Atasoy, Osmanlı haremindeki cariyelerin kıyafeti hakkında ipuçları veren minyatürlerin birçoğunun gerçekçi tasvirler içerdiğini belirtiyor. Kadınları konu alan minyatürlerin yapımı 16. yüzyılda başlıyor. 17. yüzyılda ise minyatür repertuarı değişiyor. Bir albüm yapma geleneği ortaya çıkıyor. Gündelik hayattan sahneler minyatürlere yansıtılıyor. Dolayısıyla haremdeki kadınların da pikniğe giderken toplu şekilde veya tek olarak yapılmış figürlerine rastlanıyor. Özellikle 18. yüzyılda III. Ahmet döneminde Levni isimli bir sanatçı (nakkaş) ortaya çıkarak çok sayıda kadın figürleri yapıyor. Atasoy’a göre Levni’nin figürleri o dönem kadınının duruşu ve güzellik anlayışını doğru yansıtıyor: “Levni’nin 1720 yılına ait ‘Uyuyan Kadın’ portresi Osmanlı Haremi’nde dekolte kullanıldığının ispatı. Bu eser, uyuyan genç kadının tavrı ve dönemin ruhunu yansıtması açısından Levni’nin tipik bir yorumu. Figür devrin kıyafet ve zevkini yansıtıyor. Özellikle diğer bazı eserlerindeki cariye kadınların göğüsleri de giydikleri kıyafetlerde belirgin şekilde gözüküyor. Mesela, ‘Kendini Gül ile Güzelleştiren Kadın’ minyatüründe de göğüs dekoltesi var. Kadın sol eliyle saçına karanfil takarken sağ elinde bir gül tutuyor. Ceketinin turuncu rengiyle entarisinin yeşili klasik Osmanlı tarzına uygun zıt renklerden seçilmiş, uzun siyah saçları incilerle süslenip örülmüş.”

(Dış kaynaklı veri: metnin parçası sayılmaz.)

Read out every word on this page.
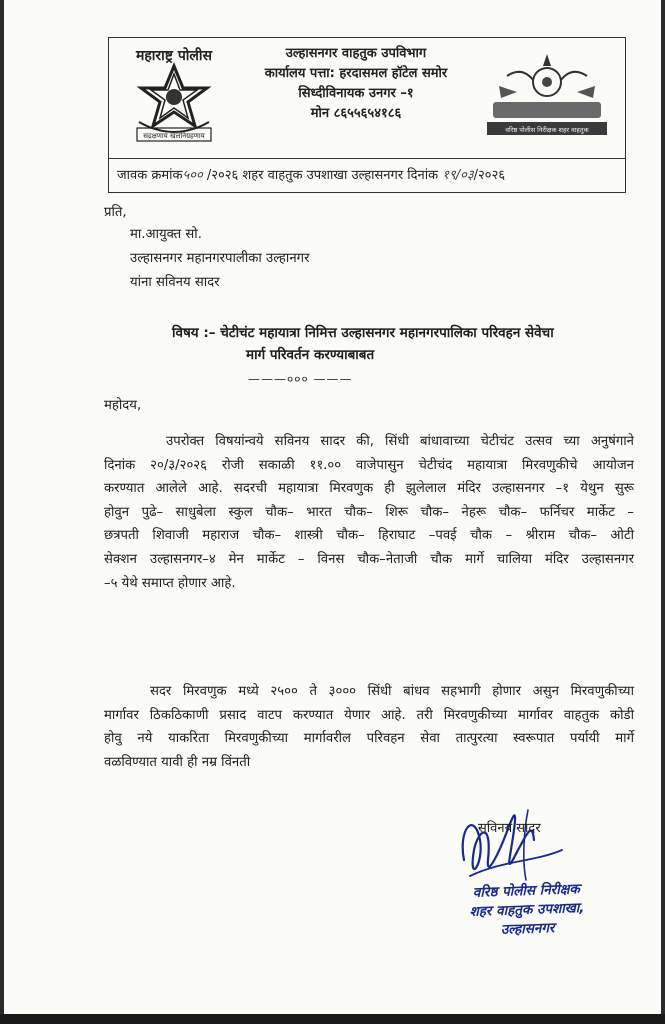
महाराष्ट्र पोलीस
सद्रक्षणाय खलनिग्रहणाय
उल्हासनगर वाहतुक उपविभाग
कार्यालय पत्ता: हरदासमल हॉटेल समोर
सिध्दीविनायक उनगर –१
मोन ८६५५६५४१८६
वरिष्ठ पोलीस निरीक्षक शहर वाहतुक
जावक क्रमांक५०० /२०२६ शहर वाहतुक उपशाखा उल्हासनगर दिनांक १९/०३/२०२६
प्रति,
मा.आयुक्त सो.
उल्हासनगर महानगरपालीका उल्हानगर
यांना सविनय सादर
विषय :– चेटीचंट महायात्रा निमित्त उल्हासनगर महानगरपालिका परिवहन सेवेचा
मार्ग परिवर्तन करण्याबाबत
———००० ———
महोदय,
उपरोक्त विषयांन्वये सविनय सादर की, सिंधी बांधावाच्या चेटीचंट उत्सव च्या अनुषंगाने
दिनांक २०/३/२०२६ रोजी सकाळी ११.०० वाजेपासुन चेटीचंद महायात्रा मिरवणुकीचे आयोजन
करण्यात आलेले आहे. सदरची महायात्रा मिरवणुक ही झुलेलाल मंदिर उल्हासनगर –१ येथुन सुरू
होवुन पुढे– साधुबेला स्कुल चौक– भारत चौक– शिरू चौक– नेहरू चौक– फर्निचर मार्केट –
छत्रपती शिवाजी महाराज चौक– शास्त्री चौक– हिराघाट –पवई चौक – श्रीराम चौक– ओटी
सेक्शन उल्हासनगर–४ मेन मार्केट – विनस चौक–नेताजी चौक मार्गे चालिया मंदिर उल्हासनगर
–५ येथे समाप्त होणार आहे.
सदर मिरवणुक मध्ये २५०० ते ३००० सिंधी बांधव सहभागी होणार असुन मिरवणुकीच्या
मार्गावर ठिकठिकाणी प्रसाद वाटप करण्यात येणार आहे. तरी मिरवणुकीच्या मार्गावर वाहतुक कोडी
होवु नये याकरिता मिरवणुकीच्या मार्गावरील परिवहन सेवा तात्पुरत्या स्वरूपात पर्यायी मार्गे
वळविण्यात यावी ही नम्र विंनती
सविनय सादर
वरिष्ठ पोलीस निरीक्षक
शहर वाहतुक उपशाखा,
उल्हासनगर
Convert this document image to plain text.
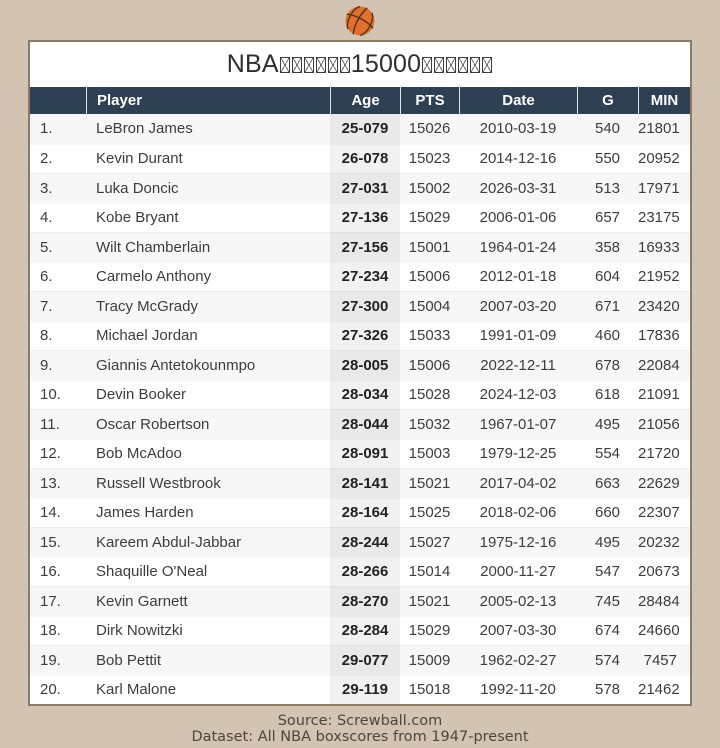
NBA	15000
	Player	Age	PTS	Date	G	MIN
1.	LeBron James	25-079	15026	2010-03-19	540	21801
2.	Kevin Durant	26-078	15023	2014-12-16	550	20952
3.	Luka Doncic	27-031	15002	2026-03-31	513	17971
4.	Kobe Bryant	27-136	15029	2006-01-06	657	23175
5.	Wilt Chamberlain	27-156	15001	1964-01-24	358	16933
6.	Carmelo Anthony	27-234	15006	2012-01-18	604	21952
7.	Tracy McGrady	27-300	15004	2007-03-20	671	23420
8.	Michael Jordan	27-326	15033	1991-01-09	460	17836
9.	Giannis Antetokounmpo	28-005	15006	2022-12-11	678	22084
10.	Devin Booker	28-034	15028	2024-12-03	618	21091
11.	Oscar Robertson	28-044	15032	1967-01-07	495	21056
12.	Bob McAdoo	28-091	15003	1979-12-25	554	21720
13.	Russell Westbrook	28-141	15021	2017-04-02	663	22629
14.	James Harden	28-164	15025	2018-02-06	660	22307
15.	Kareem Abdul-Jabbar	28-244	15027	1975-12-16	495	20232
16.	Shaquille O'Neal	28-266	15014	2000-11-27	547	20673
17.	Kevin Garnett	28-270	15021	2005-02-13	745	28484
18.	Dirk Nowitzki	28-284	15029	2007-03-30	674	24660
19.	Bob Pettit	29-077	15009	1962-02-27	574	7457
20.	Karl Malone	29-119	15018	1992-11-20	578	21462
Source: Screwball.com
Dataset: All NBA boxscores from 1947-present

19. yüzyıldaki takma kol modasını alıp 16. yüzyılda Hürrem’e giydirmişler

Prof. Atasoy’un dizide kullanılan kıyafetler konusundaki en büyük eleştirisi dizideki cariyelerin kıyafetlerindeki kol kesimleri hakkında: “Hürrem Sultan’ın giydiği kıyafetler dizidekinden muhakkak ki daha ihtişamlı mıydı. Hürrem’in göğüs dekoltesi için bir eleştiri getiremeyeceğim. Çünkü o dönemde benzeri bir dekolte mevcuttu. Ama bir kere kıyafetinin kesimleri yanlış. Takma kol dikilmiş. Normalde öyle bir kol kesimi yok. O dönemde kullanılan cariye elbiselerinin hiçbirinde takma kol yok. Terzilerin ‘takma kol’ dedikleri, ayrıca bir kol yapılıp da elbiseye dikilmesi biçimi, ancak 19. yüzyıl sonu ve 20. yüzyıl başında Batı’dan gelmiş bir modadır. Batı’dan gelmiş bir moda elbiseyi alıp 16. yüzyıla uyarlamışlar. Kanuni devrinde özellikle formu yeni ortaya çıkan sarık biçimini hiç görmemişler, gidip Kanuni’ye 18. yüzyıl sarıklarını giydirmişler. Harem Ağalarına da uyduruk sarıklar giydirmişler. Padişahlara da aynı şekilde takma kollu kıyafetler, vücuda yarık bir oturan elbiseler giydirmişler. Her şeyi yanlış, neresi doğru?”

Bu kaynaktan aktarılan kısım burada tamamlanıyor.